[증명] X is Hausdorff if only if the diagonal ∆ = { x × x | x ∈ X } is closed in X × X.

명제.

X is Hausdorff if only if the diagonal ∆ = { x × x | x ∈ X } is closed in X × X.

 

 

증명.

 

X is hausdorff 

⇒ ∀x ≠ y ∈ X, ∃Nx, Ny s.t. Nx ∩ Ny = ∅

⇒ Nx × Ny is open in X × X, Nx × Ny ∩ ∆ = ∅

 

why?

if not, ∃ w × z ∈ X × X s.t.  w ∈ Nx, z ∈ Ny, w × z ∈ ∆.

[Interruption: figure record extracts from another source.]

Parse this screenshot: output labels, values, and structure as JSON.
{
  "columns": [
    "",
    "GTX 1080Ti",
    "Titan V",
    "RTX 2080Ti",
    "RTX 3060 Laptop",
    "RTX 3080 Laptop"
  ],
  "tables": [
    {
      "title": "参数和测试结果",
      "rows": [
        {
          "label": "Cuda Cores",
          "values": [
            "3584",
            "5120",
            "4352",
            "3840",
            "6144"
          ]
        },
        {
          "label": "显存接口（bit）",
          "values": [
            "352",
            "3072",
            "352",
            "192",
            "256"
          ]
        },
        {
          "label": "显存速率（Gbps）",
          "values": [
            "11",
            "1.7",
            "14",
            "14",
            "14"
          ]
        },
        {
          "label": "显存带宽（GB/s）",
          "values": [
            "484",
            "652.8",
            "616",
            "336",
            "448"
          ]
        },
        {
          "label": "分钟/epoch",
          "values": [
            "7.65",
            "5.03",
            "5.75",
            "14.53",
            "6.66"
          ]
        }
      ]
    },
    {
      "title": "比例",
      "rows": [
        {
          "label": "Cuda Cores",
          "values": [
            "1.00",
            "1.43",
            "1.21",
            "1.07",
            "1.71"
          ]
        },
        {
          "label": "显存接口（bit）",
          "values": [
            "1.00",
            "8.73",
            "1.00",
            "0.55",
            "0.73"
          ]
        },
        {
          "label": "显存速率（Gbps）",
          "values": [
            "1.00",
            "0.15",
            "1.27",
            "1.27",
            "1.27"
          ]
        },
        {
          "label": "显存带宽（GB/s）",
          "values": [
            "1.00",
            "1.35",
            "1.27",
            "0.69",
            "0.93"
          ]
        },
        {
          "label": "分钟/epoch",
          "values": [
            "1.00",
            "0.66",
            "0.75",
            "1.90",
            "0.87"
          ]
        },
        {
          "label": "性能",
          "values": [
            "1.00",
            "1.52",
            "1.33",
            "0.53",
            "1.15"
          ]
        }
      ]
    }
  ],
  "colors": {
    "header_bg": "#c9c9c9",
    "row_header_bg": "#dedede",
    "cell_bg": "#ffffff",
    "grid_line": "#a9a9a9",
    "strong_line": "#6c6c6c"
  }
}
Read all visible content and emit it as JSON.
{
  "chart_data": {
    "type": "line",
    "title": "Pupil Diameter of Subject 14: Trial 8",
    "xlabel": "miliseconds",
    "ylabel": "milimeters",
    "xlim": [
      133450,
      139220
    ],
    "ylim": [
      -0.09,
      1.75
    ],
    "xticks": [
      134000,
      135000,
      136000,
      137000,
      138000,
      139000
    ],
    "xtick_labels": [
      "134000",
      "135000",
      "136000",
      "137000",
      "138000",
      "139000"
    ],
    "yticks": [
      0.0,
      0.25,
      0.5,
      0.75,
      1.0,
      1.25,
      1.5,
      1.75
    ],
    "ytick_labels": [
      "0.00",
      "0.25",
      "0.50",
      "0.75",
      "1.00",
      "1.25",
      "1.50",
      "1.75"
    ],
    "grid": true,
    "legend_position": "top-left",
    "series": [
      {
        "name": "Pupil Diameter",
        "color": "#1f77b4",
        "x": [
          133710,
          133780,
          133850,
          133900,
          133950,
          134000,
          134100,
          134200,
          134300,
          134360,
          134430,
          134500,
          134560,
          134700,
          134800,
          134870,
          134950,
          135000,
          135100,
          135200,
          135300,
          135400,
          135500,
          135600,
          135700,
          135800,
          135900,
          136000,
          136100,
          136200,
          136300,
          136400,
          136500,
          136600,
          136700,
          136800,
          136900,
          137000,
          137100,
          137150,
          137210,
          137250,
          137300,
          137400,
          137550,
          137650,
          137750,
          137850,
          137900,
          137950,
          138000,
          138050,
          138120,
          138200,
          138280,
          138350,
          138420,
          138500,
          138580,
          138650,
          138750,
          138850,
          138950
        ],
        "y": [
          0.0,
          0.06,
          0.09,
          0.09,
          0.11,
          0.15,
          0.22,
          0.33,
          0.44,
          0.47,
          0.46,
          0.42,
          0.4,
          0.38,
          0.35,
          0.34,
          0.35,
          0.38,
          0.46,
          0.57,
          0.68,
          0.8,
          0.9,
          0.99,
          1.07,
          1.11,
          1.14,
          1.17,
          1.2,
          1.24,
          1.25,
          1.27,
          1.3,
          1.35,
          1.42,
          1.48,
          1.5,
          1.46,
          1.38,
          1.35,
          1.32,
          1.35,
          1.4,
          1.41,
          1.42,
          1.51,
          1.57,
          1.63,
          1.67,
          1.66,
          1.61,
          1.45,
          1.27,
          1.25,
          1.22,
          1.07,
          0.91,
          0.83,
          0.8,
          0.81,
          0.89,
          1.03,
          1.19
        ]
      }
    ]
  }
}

from w ∈ Nx, z ∈ Ny, we know w ≠ z because Nx ∩ Ny = ∅

from w × z ∈ ∆, we know w = z

contradiction exists.

 

Now, consider D = X × X - ∆, then D = { x × y | x ≠ y ∈ X }

 

⇒ ∀ x × y ∈ D, ∃ open set Nx × Ny  s.t. x × y ⊂ Nx × Ny ⊂ D

⇒ D is open

⇒ ∆ is closed

 

Now, start with that ∆ is closed

⇒ D is open

⇒ ∀ x × y ∈ D, ∃ open set C  s.t. x × y ⊂ C ⊂ D

⇒ ∃ open set Nx, Ny ⊂ X s.t. x ∈ Nx and y ∈ Ny and  x × y ⊂ Nx × Ny ⊂ C ⊂ D

⇒ Nx × Ny ⊂ D

⇒ ∀ w ∈ Nx and z ∈ Ny, w ≠ z

⇒ Nx ∩ Ny = ∅

⇒ X is hausdorff 

 

결론

X is Hausdorff ⇔ the diagonal ∆ = { x × x | x ∈ X } is closed in X × X.

 

COROLLARY

 

In the purple-colored part in the beginning of the proof,

 ∀x ≠ y ∈ X, 

substitute ≠ with <

then we can also get the conclusion that

 W = { x × y | x ≥ y ∈ X } is closed in X × X.

and with >, vice versa. (IF given it is ordered)